Phoenix - NISHIO Hirokazu's Scrapbox (Auto-translated from Japanese)

Phoenix

This article describes how to evaluate a large-scale language model (LLM). The main points are as follows

As more applications use LLMs, measuring LLM performance becomes more important, but this is not easy

A distinction should be made between evaluation of the LLM model itself (model evaluation) and evaluation of the system using LLM (system evaluation).

System evaluation focuses on evaluation of areas that can be controlled by the developer, such as prompt templates, context, etc.

Evaluation metrics vary by use case (information extraction, question and answer, RAG, etc.)

It is effective to use the LLM itself for evaluation. Benchmark the accuracy of the LLM evaluation using correct data and apply it to the production system.

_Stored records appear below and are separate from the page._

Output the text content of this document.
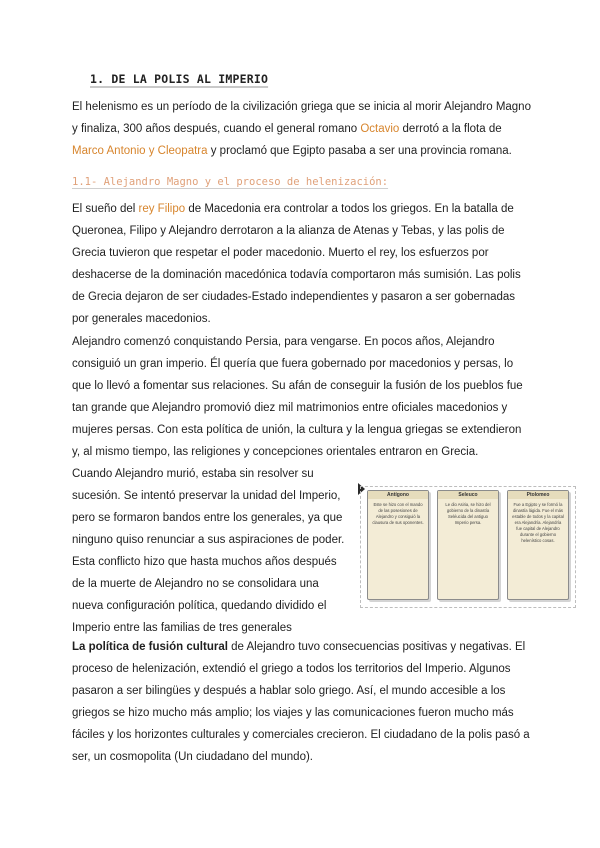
1. DE LA POLIS AL IMPERIO

El helenismo es un período de la civilización griega que se inicia al morir Alejandro Magno y finaliza, 300 años después, cuando el general romano Octavio derrotó a la flota de Marco Antonio y Cleopatra y proclamó que Egipto pasaba a ser una provincia romana.

1.1- Alejandro Magno y el proceso de helenización:

El sueño del rey Filipo de Macedonia era controlar a todos los griegos. En la batalla de Queronea, Filipo y Alejandro derrotaron a la alianza de Atenas y Tebas, y las polis de Grecia tuvieron que respetar el poder macedonio. Muerto el rey, los esfuerzos por deshacerse de la dominación macedónica todavía comportaron más sumisión. Las polis de Grecia dejaron de ser ciudades-Estado independientes y pasaron a ser gobernadas por generales macedonios.

Alejandro comenzó conquistando Persia, para vengarse. En pocos años, Alejandro consiguió un gran imperio. Él quería que fuera gobernado por macedonios y persas, lo que lo llevó a fomentar sus relaciones. Su afán de conseguir la fusión de los pueblos fue tan grande que Alejandro promovió diez mil matrimonios entre oficiales macedonios y mujeres persas. Con esta política de unión, la cultura y la lengua griegas se extendieron y, al mismo tiempo, las religiones y concepciones orientales entraron en Grecia.

Cuando Alejandro murió, estaba sin resolver su sucesión. Se intentó preservar la unidad del Imperio, pero se formaron bandos entre los generales, ya que ninguno quiso renunciar a sus aspiraciones de poder. Esta conflicto hizo que hasta muchos años después de la muerte de Alejandro no se consolidara una nueva configuración política, quedando dividido el Imperio entre las familias de tres generales

Antígono
Este se hizo con el mando de las posesiones de Alejandro y consiguió la clausura de sus oponentes.
Seleuco
Le dio Asiria, se hizo del gobierno de la dinastía Seléucida del antiguo Imperio persa.
Ptolomeo
Fue a Egipto y se formó la dinastía lágida. Fue el más estable de todos y la capital era Alejandría. Alejandría fue capital de Alejandro durante el gobierno helenístico cosas.

La política de fusión cultural de Alejandro tuvo consecuencias positivas y negativas. El proceso de helenización, extendió el griego a todos los territorios del Imperio. Algunos pasaron a ser bilingües y después a hablar solo griego. Así, el mundo accesible a los griegos se hizo mucho más amplio; los viajes y las comunicaciones fueron mucho más fáciles y los horizontes culturales y comerciales crecieron. El ciudadano de la polis pasó a ser, un cosmopolita (Un ciudadano del mundo).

1. first prepare a "golden data set" for the evaluation. This is representative of the type of data expected in the evaluation and includes manually labeled correct answers.

Next, select an LLM for evaluation. This may be different from the LLM used in the system under evaluation. Consider the balance between cost and accuracy.

3. create an evaluation prompt template. Define the structure of the input (e.g., retrieved documents, user queries, etc.), what you want the LLM to do (e.g., determine document relevance), and the expected output format (e.g., related/unrelated binary).

4. run the evaluation against the golden dataset and calculate metrics such as correctness, fit, and repeatability to benchmark. Improving the prompt template to increase accuracy will be an iterative process.

5. performance on a golden data set with optimized prompt templates is a measure of the reliability of the evaluation. Although less accurate than manually, it is an inexpensive way to evaluate large amounts of data.

Overall percentage of correct answers is not sufficient as an evaluation indicator, but should look at fit and repeatability

Evaluations are conducted at pre-development, pre-production, and post-production timings

Which model to use for evaluation depends on the use case, but the tradeoffs need to be understood

Balance between cost and accuracy. The larger and better performing the model, the better the quality of the evaluation, but also the more expensive.

Balance between reproducibility and conformance. Which is more important depends on the use case.

To what extent should the models for evaluation and production be matched? Although matching the characteristics of the models will increase the accuracy of the evaluation, a general-purpose model for evaluation can be used more easily.

Overall, the content was that evaluating LLM systems is an important but difficult task, and that best practices, tools, and data sets are being developed.

---

This page is auto-translated from /nishio/Phoenix using DeepL. If you looks something interesting but the auto-translated English is not good enough to understand it, feel free to let me know at @nishio_en. I'm very happy to spread my thought to non-Japanese readers.